Members of the churches' congregations who had volunteered to learn more about the victims described their lives in brief remarks.

On June 17, 2015, a gunman shot and killed the nine people, who were among a group at a Bible study at Emanuel AME Church. Dylann Roof, a 21-year-old man who allegedly has white supremacist views, has been charged in the slayings.

At the Salt Lake City event, Lee Johnson remembered the oldest victim, 87-year-old Susie Jackson, a long time Emanuel AME Church member.

Al Kalashnikov spoke about the youngest victim, 26-year-old Tywanza Sanders, a recent college graduate who was Jackson's nephew and took the first bullet as he lunged to protect his aunt.

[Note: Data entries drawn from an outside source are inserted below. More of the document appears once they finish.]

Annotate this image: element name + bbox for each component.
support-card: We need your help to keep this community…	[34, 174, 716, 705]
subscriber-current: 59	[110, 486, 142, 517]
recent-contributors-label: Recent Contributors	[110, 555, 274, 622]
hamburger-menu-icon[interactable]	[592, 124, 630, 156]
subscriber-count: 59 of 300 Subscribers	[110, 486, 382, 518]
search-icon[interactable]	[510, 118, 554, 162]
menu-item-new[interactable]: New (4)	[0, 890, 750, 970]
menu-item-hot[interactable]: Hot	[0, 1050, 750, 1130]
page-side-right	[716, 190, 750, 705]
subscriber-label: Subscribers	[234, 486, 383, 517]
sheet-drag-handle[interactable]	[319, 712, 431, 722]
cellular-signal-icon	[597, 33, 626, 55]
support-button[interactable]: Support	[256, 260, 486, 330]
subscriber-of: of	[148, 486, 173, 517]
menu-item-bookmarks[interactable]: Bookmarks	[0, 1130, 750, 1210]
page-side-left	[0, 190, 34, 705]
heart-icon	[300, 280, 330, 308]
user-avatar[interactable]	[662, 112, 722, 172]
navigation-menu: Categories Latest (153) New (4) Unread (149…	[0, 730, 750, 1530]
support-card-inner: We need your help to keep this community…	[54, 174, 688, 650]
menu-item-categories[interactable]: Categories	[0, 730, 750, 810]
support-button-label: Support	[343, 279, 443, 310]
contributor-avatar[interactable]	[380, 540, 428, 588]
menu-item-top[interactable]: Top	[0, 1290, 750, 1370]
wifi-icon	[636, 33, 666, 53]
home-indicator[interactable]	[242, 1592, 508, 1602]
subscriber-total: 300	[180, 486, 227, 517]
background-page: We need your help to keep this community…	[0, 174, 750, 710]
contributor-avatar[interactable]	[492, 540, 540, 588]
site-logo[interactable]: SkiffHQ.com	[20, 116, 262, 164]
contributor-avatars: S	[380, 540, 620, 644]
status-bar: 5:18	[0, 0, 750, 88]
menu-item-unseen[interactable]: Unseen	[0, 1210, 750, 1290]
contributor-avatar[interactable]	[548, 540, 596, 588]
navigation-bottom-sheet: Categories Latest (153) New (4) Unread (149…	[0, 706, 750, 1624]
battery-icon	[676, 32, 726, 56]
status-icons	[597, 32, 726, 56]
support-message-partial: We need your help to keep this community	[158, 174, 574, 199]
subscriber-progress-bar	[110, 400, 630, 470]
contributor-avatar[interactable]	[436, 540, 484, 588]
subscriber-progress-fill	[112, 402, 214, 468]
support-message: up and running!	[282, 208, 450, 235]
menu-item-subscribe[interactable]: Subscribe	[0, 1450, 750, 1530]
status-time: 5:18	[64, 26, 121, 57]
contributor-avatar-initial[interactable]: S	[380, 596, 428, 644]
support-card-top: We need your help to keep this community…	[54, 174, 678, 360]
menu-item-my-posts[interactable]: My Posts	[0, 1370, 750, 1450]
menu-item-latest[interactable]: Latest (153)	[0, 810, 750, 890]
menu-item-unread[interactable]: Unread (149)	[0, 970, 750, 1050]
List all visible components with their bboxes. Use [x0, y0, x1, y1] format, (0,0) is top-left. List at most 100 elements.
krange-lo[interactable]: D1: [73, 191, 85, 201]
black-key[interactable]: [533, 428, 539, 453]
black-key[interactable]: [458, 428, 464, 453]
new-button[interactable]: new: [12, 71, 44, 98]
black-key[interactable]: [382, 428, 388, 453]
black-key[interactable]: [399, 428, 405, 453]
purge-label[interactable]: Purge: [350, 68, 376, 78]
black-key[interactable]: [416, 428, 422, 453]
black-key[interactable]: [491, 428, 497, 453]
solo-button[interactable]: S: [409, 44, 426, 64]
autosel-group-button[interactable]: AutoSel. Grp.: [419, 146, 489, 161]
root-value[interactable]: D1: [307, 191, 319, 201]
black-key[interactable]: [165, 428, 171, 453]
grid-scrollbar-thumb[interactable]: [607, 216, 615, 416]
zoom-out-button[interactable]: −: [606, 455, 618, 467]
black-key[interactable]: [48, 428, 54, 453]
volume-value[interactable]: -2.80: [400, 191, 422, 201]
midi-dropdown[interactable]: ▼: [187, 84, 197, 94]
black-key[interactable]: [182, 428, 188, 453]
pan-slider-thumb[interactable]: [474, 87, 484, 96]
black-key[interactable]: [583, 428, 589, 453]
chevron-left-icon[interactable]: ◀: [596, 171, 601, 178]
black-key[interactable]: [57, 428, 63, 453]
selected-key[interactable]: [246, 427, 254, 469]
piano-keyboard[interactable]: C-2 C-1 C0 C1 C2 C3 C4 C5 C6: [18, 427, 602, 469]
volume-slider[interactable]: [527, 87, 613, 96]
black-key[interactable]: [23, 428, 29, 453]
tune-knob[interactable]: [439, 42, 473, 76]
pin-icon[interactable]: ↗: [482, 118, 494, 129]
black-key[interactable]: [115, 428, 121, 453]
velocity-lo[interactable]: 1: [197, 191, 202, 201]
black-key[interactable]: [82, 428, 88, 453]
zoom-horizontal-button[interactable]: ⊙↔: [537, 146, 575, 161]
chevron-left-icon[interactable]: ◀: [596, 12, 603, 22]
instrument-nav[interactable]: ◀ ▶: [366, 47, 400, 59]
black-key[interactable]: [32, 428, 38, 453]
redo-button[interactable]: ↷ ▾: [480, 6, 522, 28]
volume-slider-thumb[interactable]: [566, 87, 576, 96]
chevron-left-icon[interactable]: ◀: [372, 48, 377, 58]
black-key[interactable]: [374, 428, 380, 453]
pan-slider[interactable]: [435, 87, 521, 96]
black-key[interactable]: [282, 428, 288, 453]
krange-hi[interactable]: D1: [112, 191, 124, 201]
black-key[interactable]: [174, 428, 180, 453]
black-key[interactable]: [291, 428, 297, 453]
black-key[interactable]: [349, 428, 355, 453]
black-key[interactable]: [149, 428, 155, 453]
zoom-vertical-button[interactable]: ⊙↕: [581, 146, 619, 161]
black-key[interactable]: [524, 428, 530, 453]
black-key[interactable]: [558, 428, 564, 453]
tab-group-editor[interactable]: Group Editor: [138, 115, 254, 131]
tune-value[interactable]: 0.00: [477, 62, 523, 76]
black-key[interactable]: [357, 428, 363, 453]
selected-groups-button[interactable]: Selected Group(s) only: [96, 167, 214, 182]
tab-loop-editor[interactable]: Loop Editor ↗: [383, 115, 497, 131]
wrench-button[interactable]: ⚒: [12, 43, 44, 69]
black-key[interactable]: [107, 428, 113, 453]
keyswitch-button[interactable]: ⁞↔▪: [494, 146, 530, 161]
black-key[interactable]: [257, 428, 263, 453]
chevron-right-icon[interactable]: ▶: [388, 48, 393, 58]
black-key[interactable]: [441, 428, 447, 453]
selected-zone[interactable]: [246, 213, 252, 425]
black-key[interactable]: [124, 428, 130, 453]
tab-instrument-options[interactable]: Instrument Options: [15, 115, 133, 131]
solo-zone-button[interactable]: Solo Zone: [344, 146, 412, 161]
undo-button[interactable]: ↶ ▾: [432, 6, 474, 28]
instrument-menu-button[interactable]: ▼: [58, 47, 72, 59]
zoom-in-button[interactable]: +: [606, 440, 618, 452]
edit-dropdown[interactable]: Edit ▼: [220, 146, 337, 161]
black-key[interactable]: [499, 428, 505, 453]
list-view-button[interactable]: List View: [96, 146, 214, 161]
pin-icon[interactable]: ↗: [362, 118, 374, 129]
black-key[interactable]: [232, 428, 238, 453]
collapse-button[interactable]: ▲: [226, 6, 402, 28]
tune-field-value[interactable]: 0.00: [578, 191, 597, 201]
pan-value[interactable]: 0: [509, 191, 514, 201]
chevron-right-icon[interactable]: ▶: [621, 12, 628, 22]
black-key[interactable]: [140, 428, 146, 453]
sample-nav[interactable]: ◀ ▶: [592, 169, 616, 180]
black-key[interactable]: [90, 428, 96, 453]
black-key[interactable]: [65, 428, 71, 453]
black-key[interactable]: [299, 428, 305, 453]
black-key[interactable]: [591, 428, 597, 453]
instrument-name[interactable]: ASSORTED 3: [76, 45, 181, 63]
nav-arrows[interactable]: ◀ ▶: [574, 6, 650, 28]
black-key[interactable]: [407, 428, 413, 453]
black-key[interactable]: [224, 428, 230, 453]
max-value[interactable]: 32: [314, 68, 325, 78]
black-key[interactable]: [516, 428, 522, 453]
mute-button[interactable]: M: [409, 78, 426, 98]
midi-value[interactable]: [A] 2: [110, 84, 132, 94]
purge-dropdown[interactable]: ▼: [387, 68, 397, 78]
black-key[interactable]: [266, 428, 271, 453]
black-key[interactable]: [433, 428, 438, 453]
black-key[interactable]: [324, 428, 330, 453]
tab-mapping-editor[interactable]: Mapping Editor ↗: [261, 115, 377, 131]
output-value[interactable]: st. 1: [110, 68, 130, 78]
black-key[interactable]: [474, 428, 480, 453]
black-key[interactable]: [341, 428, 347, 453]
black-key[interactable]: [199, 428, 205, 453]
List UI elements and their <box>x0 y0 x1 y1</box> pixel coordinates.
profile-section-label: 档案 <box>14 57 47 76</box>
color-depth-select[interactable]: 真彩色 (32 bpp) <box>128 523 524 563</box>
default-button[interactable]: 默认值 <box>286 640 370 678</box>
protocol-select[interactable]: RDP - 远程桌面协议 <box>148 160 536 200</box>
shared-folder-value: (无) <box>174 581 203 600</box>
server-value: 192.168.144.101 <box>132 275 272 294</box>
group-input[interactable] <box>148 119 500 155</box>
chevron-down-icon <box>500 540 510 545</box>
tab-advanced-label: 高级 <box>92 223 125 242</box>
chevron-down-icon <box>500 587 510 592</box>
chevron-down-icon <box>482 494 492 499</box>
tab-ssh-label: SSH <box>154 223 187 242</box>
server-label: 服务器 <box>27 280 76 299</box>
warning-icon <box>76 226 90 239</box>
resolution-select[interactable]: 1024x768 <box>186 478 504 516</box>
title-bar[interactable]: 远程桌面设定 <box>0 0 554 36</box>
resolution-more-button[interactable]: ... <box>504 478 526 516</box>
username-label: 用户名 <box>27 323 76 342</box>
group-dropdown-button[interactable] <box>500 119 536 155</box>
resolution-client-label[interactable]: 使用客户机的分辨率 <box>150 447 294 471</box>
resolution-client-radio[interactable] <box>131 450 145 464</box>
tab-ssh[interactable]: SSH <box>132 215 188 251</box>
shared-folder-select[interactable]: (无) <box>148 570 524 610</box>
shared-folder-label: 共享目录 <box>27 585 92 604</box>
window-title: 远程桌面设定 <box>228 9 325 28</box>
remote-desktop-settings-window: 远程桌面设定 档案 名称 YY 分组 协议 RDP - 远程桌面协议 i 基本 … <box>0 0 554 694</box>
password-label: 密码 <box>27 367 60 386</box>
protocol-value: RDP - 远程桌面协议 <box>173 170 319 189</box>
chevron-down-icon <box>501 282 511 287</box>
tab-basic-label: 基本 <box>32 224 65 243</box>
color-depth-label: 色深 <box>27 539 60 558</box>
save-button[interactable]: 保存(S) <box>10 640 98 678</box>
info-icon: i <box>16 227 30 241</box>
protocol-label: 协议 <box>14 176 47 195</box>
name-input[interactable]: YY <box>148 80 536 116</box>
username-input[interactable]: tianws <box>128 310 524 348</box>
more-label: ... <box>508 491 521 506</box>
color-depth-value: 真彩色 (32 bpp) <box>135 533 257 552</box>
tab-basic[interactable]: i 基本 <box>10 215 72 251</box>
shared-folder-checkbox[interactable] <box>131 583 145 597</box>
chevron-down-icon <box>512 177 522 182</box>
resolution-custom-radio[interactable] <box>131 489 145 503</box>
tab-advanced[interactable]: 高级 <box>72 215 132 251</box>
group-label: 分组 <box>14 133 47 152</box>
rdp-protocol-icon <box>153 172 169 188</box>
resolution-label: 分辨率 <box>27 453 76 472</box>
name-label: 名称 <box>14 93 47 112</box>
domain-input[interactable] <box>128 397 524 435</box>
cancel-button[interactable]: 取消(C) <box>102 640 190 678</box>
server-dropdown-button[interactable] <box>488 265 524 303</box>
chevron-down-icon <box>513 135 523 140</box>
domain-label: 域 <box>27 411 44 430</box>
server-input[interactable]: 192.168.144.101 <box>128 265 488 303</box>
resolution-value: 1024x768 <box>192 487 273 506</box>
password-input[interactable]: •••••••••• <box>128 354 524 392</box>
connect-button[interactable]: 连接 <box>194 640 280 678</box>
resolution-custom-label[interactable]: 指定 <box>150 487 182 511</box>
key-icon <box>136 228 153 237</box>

Kalashnikov also remembered the Rev. Daniel Simmons, 74, an assistant pastor who was splitting his time between Emanuel AME and another church. He referred to Sanders and Simmons as "fallen soldiers."

Ethel Lance, 70, who was Jackson's cousin, had worked at the church for more than three decades, Steve Beatty said. Myra Thompson, 59, was teaching Bible study the night she was killed, he said.

Mary Ann Travis said she called Cynthia Hurd's husband and learned the 54-year-old librarian was kind "even when others weren't kind."

"She had a smile that would light up a room," Hurd recounted Arthur Hurd saying about his late wife.

Kathy Morris called the Rev. Depayne Middleton-Doctor — a minister and mother of four — "an angel on Earth" who lived a remarkable life. The 49-year-old retired last year as Charleston County director of the Community Development Block Grant Program and had been working at Southern Wesleyan University as admissions coordinator for the school's Charleston learning center, Morris said.

Richetta Glover pointed out that the high school where the Rev. Sharonda Coleman-Singleton was a coach had a vigil in her honor, which showed the 45-year-old mother of three was loved. In addition to coaching, Coleman-Singleton also worked as a speech pathologist and was a part-time minister at Emanuel AME Church, Glover said.

Trinity's pastor, the Rev. Nurjhan Govan, noted the Rev. Clementa Pinckney, 41, Emanuel AME's pastor and a member of South Carolina's legislature, was called to the ministry at age 13 and was appointed a pastor at 18.

She said Pinckney once stopped by Trinity when he was in Utah and they spoke about her church.

"He was personable," she said. "He had a humble spirit."